All the hydrophobic surfaces were studied using SFM (Dimension Icon, Bruker) in the tapping mode (Supplementary Fig. 2). The SFM tips with a nominal resonance frequency of 300 kHz and spring constant of 26 N m–1 were used (160AC-NA, OPUS). The root-mean-squared roughness was determined on the areas of 0.5 × 0.5 μm2 for each sample. The error was around 0.1 nm, except for the thiols-on-gold and PFOTS samples, where it was 0.2 nm. The errors were determined from variations observed at different positions on the samples and variations in the different samples.
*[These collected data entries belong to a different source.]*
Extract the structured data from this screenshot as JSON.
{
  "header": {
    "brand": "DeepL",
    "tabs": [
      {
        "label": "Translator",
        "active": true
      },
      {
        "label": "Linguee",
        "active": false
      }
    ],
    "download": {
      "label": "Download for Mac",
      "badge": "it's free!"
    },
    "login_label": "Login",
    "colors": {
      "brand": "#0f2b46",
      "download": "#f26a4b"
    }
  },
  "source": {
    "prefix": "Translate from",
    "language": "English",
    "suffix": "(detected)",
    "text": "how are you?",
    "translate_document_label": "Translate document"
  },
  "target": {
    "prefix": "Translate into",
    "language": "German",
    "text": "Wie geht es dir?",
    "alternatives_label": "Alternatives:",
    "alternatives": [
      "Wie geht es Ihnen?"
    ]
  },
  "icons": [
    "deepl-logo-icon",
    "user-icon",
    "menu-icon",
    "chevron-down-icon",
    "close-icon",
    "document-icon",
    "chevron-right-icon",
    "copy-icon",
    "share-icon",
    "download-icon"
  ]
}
Static contact angle measurements

‘Static’ advancing and receding contact angles, namely, \(\varTheta _\mathrm{a}^0\) and \(\varTheta _\mathrm{r}^0\), respectively, were measured with sessile water drops (OCA 35, DataPhysics Instruments). An 8 μl water drop was deposited on the surface. Then, 16 μl deionized water was pumped into the drop and subsequently sucked out at the rate of 0.5 μl s–1 by a Hamilton syringe connected to a hydrophobic needle. The process was repeated three times without interruption. During inflation and deflation, the drops were imaged in the side view. Then, \(\varTheta _\mathrm{a}^0\) and \(\varTheta _\mathrm{r}^0\) were calculated by fitting an ellipse model to the contour images.